Dopo la sentenza, il ministro del Lavoro Giuliano Poletti ha espresso “soddisfazione”. “Eravamo convinti della bontà della scelta”, ha detto. E ha spiegato che “quando l'abbiamo fatto (il bonus, ndr) eravamo convinti di fare una cosa rispettosa della sentenza che la Corte aveva emesso, dovendo peraltro tenere conto di un altro principio costituzionale che è la tenuta del pareggio di bilancio. Bisognava trovare un equilibrio e se oggi la Corte conferma che la scelta era corretta, non possiamo che esprimere soddisfazione”. Di tono opposto il commento di Ivan Pedretti, segretario generale dello Spi-Cgil: “Prendiamo atto della sentenza.
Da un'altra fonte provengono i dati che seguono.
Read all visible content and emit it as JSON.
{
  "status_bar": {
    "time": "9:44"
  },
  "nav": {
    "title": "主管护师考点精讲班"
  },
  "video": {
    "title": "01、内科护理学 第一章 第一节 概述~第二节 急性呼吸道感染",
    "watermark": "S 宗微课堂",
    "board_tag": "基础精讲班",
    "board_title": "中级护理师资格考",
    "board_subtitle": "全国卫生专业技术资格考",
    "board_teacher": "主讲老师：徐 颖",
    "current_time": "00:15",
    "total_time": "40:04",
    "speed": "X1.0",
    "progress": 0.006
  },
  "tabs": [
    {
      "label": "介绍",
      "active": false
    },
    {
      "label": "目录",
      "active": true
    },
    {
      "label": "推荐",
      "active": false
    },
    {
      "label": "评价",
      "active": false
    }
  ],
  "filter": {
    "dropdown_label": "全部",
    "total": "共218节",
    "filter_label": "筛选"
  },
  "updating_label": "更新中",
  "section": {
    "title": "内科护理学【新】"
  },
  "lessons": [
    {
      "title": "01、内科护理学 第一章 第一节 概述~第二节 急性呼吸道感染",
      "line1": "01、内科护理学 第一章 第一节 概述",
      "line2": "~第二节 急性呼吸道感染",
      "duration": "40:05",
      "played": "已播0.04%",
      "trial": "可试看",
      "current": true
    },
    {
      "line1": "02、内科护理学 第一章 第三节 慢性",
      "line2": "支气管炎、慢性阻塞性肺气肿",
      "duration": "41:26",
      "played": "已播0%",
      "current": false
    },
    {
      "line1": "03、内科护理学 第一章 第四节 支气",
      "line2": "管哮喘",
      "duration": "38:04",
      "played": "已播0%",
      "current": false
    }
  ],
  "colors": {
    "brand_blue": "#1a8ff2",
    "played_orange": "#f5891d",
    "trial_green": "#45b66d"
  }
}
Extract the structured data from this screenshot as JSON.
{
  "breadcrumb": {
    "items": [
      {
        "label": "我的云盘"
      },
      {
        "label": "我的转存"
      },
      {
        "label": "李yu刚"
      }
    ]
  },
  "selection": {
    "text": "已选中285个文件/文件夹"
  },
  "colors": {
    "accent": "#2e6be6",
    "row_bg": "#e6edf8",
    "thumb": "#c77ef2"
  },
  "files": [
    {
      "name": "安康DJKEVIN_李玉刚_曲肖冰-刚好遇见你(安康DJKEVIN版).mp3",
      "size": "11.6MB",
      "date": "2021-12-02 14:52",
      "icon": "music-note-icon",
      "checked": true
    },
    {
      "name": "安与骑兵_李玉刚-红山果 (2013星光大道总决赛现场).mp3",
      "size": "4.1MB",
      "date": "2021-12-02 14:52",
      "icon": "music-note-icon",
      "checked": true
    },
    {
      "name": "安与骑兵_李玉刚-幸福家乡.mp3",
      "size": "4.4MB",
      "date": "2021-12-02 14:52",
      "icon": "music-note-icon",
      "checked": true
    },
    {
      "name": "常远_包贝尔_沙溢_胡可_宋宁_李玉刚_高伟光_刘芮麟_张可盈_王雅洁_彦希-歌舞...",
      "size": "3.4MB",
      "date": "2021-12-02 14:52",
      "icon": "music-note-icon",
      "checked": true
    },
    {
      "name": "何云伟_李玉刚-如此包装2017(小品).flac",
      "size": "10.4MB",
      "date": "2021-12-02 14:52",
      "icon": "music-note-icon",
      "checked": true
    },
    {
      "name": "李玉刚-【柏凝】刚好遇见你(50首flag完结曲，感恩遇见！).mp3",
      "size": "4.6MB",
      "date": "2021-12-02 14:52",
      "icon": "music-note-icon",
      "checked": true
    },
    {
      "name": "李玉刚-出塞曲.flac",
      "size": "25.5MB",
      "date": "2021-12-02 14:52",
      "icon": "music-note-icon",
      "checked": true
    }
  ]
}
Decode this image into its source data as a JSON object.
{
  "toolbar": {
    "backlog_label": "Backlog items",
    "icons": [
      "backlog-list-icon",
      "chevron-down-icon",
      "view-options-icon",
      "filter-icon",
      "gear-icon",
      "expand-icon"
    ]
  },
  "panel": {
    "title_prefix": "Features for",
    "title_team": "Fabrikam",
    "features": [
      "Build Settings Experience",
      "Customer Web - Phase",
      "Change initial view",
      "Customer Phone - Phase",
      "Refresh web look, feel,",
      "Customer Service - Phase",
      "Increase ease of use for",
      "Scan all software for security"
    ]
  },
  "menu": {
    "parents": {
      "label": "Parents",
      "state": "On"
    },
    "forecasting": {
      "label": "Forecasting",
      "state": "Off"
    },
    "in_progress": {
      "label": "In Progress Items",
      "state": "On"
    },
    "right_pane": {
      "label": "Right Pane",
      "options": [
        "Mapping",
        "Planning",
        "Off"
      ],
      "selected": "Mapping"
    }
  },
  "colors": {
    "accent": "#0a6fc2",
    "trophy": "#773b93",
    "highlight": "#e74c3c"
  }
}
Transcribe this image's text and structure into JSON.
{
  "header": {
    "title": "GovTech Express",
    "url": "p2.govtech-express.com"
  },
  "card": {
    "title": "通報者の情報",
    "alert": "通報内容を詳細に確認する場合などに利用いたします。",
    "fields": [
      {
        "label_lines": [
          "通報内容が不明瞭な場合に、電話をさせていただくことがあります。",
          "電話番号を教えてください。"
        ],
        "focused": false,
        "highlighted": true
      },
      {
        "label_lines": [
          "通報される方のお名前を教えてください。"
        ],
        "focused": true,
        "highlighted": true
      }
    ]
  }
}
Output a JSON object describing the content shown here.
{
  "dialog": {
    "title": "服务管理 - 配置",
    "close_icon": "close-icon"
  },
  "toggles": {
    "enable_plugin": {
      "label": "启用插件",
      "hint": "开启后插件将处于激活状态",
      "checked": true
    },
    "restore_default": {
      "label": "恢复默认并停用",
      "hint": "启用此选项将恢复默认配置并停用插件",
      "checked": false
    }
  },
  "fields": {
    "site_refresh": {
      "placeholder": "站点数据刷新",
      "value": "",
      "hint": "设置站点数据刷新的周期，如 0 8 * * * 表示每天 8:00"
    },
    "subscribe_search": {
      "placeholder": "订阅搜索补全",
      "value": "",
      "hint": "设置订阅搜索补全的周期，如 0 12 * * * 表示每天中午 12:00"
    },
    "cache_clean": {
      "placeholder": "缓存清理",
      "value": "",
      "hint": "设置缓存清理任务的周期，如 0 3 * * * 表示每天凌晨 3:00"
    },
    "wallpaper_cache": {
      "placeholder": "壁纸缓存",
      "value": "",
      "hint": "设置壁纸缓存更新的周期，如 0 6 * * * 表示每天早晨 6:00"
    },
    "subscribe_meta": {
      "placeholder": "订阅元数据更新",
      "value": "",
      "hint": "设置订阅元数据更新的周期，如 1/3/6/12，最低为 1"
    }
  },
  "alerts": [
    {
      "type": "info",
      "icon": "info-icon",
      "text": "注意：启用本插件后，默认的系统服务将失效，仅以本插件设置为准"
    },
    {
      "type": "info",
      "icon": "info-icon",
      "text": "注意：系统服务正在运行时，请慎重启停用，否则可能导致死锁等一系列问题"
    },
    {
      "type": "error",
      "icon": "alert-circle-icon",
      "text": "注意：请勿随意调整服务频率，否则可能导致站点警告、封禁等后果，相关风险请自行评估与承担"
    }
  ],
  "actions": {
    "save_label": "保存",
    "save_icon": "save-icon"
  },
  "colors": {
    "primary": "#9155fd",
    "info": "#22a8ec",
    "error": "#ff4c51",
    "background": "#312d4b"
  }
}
Resta però irrisolto il problema del reddito dei pensionati, che in questi ultimi anni ha perso sensibilmente di valore e non è stato degnamente rivalutato”. “Ai pensionati – ha aggiunto Pedretti – resta l'amaro in bocca sia perché si sono visti sottrarre delle risorse sia perché queste sono finite nel debito pubblico anziché essere utilizzate per aiutare i giovani. A questo punto c'è assolutamente bisogno di un nuovo meccanismo di rivalutazione che sostenga il potere d'acquisto dei pensionati”.